Similarly, Caro Diario’s autobiographical components construct a discourse to criticise the individual’s passivity and self-satisfaction. According to this, the individual, both in Italy and elsewhere, has failed to embark on those activities that were once planned and have since been neglected. In ‘Vespa’, Moretti alludes to having always wanted to dance and never doing so. Meanwhile in ‘Isole’ after entrusting his list of tasks to Gerardo, he claims “I have done none of the things I wanted to do”. Later, in ‘Medici’, the autobiographical component functions as a metonym for the individual at the universal level, who, when made vulnerable by illness is suddenly confronted with a renewed sense of their own mortality. Caro Diario therefore underlines the dangers of the individual’s inactivity. It presses the individual to act before it is too late.

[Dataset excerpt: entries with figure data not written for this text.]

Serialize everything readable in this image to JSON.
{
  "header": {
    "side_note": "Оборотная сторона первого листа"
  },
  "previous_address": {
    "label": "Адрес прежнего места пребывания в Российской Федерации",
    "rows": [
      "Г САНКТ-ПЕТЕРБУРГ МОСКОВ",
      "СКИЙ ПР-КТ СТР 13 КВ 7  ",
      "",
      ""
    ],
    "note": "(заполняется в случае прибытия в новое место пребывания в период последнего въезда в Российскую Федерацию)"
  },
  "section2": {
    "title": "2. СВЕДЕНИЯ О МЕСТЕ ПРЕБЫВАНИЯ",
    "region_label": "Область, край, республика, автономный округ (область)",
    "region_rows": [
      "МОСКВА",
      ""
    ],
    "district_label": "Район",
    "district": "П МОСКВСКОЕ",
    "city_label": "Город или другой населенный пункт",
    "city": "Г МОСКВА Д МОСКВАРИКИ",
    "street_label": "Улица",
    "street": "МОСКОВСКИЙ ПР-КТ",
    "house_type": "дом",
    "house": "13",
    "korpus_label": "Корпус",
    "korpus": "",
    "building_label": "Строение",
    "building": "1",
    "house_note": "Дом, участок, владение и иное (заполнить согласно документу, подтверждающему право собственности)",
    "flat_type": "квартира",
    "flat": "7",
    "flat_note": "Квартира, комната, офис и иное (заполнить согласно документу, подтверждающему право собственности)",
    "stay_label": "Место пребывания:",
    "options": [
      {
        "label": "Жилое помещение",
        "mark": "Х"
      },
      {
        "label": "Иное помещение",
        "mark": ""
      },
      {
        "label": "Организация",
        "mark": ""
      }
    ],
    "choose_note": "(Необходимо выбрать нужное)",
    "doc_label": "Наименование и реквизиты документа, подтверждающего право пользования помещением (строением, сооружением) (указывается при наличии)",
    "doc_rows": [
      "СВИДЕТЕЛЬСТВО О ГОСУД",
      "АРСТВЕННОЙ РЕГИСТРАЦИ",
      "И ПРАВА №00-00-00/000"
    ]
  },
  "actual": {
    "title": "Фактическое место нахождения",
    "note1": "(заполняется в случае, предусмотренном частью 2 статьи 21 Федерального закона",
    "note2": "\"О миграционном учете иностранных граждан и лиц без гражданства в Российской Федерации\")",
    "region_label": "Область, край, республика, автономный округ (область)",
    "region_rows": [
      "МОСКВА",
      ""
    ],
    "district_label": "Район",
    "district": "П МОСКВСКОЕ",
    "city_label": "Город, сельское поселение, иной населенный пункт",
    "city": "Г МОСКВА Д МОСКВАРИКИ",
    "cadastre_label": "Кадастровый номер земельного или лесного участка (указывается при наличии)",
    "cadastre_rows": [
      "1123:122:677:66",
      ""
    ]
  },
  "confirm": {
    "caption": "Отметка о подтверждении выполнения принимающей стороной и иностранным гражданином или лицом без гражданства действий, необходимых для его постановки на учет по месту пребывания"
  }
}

Finally ‘Medici’, through its depiction of highly imperfect medical institutions, is a discourse against Italian authority as a whole, be it political or religious. ‘Medici’ is critical of powerful national institutions that have failed to deliver solutions and broken people’s trust. As made clear by Rascaroli (“Caro Diario” 241), Moretti appears fragile during his visits to the doctor. This is a metaphor for the vulnerability of the everyday citizen of any country who, powerless and often, against their will, places their trust in some power institution in the hope that they will not be disappointed. But as the succession of incorrect diagnoses ensue and as Moretti’s condition worsens, it is clear that disappointment often occurs.
Works Consulted:
Caro Diario. Dir. Nanni Moretti. Hopscotch Entertainment, 1993.
Mazierska, Eva and Rascaroli, Laura. The Cinema of Nanni Moretti: Dreams and Diaries. London: Wallflower Press, 2004.
Rai. Wikipedia. Undated. 13 Aug 2009
.
Rascaroli, Laura. “New Voyages to Italy: Postmodern Travellers and the Italian Road Film.” Screen 44 (2003): 71-91.
Rascaroli, Laura. “Caro Diario: Dear Diary”. The Cinema of Italy. Ed. Georgio Bertellini London: Wallflower Press, 2007. 235-43.
Rohdie, Sam and Pasolini, Pier Paolo. The Passion of Pier Paolo Pasolini. Bloomington, Indiana: Indiana University Press, 1995.
I wrote this essay as part of a European Film Course.